🤖 AI Summary
This paper addresses the bias issue in estimating ill-posed regression functions—such as nonparametric instrumental variable (IV) estimands and bridge functions in proxy causal inference—under conditional moment restrictions, arising from model misspecification or slow convergence. We propose a debiased estimator based on a corrected projection-error influence function, which achieves second-order bias reduction and exhibits robustness to misspecification of a broad class of auxiliary functions. Theoretically, under mild regularity conditions, the estimator attains √n-consistency; when hyperparameters are selected via cross-validation, its finite-sample convergence rate degradation is bounded by an explicit theoretical rate. The key innovation lies in the deep integration of influence function construction with the underlying conditional moment structure, thereby simultaneously ensuring robustness, optimal convergence rates, and practical feasibility.
📝 Abstract
In various statistical settings, the goal is to estimate a function which is restricted by the statistical model only through a conditional moment restriction. Prominent examples include the nonparametric instrumental variable framework for estimating the structural function of the outcome variable, and the proximal causal inference framework for estimating the bridge functions. A common strategy in the literature is to find the minimizer of the projected mean squared error. However, this approach can be sensitive to misspecification or slow convergence rate of the estimators of the involved nuisance components. In this work, we propose a debiased estimation strategy based on the influence function of a modification of the projected error and demonstrate its finite-sample convergence rate.
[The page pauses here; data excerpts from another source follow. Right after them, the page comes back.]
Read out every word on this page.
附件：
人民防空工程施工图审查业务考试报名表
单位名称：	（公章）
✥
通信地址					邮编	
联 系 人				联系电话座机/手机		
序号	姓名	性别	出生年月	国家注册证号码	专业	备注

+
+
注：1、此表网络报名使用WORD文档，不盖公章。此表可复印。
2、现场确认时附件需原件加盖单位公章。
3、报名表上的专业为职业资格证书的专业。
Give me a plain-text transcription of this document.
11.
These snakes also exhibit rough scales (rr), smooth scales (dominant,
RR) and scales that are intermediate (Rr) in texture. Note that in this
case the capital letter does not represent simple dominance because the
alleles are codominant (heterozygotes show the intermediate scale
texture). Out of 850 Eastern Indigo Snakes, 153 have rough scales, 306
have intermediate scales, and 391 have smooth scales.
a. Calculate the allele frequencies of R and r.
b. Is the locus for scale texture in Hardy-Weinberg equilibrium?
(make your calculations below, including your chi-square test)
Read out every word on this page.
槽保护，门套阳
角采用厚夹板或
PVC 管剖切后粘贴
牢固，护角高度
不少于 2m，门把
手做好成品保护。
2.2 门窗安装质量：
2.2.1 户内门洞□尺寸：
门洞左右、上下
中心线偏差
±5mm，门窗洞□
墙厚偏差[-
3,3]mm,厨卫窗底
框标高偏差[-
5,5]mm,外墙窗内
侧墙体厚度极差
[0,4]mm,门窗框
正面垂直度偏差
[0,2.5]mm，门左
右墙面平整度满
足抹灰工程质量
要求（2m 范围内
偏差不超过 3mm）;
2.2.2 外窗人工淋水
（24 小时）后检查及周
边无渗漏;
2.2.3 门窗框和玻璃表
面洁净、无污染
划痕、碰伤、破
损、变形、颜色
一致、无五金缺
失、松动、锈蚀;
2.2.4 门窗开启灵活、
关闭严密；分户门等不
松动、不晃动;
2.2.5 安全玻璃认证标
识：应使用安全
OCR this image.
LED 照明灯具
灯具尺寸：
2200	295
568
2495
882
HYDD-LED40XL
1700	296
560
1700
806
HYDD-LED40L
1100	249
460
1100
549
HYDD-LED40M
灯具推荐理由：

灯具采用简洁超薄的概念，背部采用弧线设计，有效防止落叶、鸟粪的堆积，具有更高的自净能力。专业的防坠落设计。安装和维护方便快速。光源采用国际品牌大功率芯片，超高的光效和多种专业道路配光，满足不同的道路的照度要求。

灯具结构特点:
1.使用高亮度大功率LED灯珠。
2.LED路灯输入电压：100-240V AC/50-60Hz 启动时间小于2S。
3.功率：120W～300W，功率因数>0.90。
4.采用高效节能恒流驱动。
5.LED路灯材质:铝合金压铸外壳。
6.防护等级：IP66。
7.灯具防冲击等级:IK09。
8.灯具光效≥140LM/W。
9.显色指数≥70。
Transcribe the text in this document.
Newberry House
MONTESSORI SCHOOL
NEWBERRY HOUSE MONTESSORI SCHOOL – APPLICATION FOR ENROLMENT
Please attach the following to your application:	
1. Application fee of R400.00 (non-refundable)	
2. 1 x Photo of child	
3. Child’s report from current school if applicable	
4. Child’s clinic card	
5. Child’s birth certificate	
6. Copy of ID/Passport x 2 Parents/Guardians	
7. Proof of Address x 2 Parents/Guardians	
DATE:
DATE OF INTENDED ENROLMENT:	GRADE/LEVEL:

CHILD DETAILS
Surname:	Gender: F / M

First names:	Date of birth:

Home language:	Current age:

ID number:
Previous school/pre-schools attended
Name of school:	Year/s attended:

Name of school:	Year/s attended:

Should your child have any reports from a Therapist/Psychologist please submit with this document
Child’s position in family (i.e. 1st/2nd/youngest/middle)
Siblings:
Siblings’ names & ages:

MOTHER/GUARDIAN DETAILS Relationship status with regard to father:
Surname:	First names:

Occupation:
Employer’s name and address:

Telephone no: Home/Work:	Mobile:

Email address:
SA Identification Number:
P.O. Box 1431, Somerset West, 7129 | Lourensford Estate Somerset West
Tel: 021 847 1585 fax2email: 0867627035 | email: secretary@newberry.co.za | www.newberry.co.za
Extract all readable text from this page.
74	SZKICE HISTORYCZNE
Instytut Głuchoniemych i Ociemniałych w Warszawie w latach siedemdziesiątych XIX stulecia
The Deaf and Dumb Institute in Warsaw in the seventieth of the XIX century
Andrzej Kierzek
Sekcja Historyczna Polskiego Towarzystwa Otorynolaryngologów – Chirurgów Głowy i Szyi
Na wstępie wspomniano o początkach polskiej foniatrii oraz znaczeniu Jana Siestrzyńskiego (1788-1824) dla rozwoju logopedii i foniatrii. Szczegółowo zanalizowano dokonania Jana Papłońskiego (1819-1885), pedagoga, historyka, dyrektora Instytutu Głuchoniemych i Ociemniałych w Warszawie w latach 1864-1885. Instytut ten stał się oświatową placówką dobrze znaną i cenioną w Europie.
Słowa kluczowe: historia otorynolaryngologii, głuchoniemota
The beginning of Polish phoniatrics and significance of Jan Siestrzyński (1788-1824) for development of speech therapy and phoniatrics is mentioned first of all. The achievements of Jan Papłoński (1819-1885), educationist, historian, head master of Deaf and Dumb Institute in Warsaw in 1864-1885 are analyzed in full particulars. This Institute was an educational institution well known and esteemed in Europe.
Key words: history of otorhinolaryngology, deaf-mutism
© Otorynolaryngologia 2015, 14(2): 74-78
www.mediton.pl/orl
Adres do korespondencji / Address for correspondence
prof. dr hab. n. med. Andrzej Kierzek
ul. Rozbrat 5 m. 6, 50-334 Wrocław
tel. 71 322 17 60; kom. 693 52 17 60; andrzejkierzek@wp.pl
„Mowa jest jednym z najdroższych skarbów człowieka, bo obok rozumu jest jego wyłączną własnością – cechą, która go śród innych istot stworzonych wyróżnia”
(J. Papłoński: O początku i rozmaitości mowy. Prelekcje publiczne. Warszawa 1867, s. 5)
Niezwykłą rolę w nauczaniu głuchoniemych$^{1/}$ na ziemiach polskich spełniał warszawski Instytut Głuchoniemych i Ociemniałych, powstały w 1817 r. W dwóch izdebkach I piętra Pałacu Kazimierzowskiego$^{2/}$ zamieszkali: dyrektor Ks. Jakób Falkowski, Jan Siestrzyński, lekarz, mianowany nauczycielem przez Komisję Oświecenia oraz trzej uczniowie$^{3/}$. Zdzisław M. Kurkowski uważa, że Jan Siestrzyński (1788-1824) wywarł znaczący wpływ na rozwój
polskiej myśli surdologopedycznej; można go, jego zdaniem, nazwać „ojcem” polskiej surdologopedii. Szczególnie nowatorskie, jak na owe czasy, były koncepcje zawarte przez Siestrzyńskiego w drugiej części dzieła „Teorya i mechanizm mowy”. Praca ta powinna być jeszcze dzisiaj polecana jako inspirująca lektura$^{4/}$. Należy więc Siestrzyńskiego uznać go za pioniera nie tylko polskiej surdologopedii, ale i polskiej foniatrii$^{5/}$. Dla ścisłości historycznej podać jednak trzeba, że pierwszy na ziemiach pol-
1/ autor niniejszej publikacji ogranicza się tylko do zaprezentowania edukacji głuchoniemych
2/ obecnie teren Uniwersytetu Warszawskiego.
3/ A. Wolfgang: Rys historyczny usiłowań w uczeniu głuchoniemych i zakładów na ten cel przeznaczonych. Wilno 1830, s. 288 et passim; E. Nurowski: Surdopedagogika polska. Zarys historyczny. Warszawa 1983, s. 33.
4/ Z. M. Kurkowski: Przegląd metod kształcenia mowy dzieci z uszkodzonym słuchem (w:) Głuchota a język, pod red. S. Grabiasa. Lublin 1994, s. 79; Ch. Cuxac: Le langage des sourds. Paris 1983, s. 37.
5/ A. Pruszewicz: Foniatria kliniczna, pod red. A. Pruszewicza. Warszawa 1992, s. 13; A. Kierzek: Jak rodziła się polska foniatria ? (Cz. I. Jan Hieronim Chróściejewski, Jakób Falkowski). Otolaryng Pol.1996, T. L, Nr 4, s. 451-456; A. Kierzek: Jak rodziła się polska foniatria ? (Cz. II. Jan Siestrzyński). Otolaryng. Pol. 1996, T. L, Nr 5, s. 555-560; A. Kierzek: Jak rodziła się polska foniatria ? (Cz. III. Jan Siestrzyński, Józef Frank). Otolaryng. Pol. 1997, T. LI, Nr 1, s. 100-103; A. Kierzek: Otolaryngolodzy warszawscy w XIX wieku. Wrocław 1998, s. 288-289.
Our proposed estimator possesses a second-order bias with respect to the involved nuisance functions and a desirable robustness property with respect to the misspecification of one of the nuisance functions. The proposed estimator involves a hyper-parameter, for which the optimal value depends on potentially unknown features of the underlying data-generating process. Hence, we further propose a hyper-parameter selection approach based on cross-validation and derive an error bound for the resulting estimator. This analysis highlights the potential rate loss due to hyper-parameter selection and underscore the importance and advantages of incorporating debiasing in this setting. We also study the application of our approach to the estimation of regular parameters in a specific parameter class, which are linear functionals of the solutions to the conditional moment restrictions and provide sufficient conditions for achieving root-n consistency using our debiased estimator.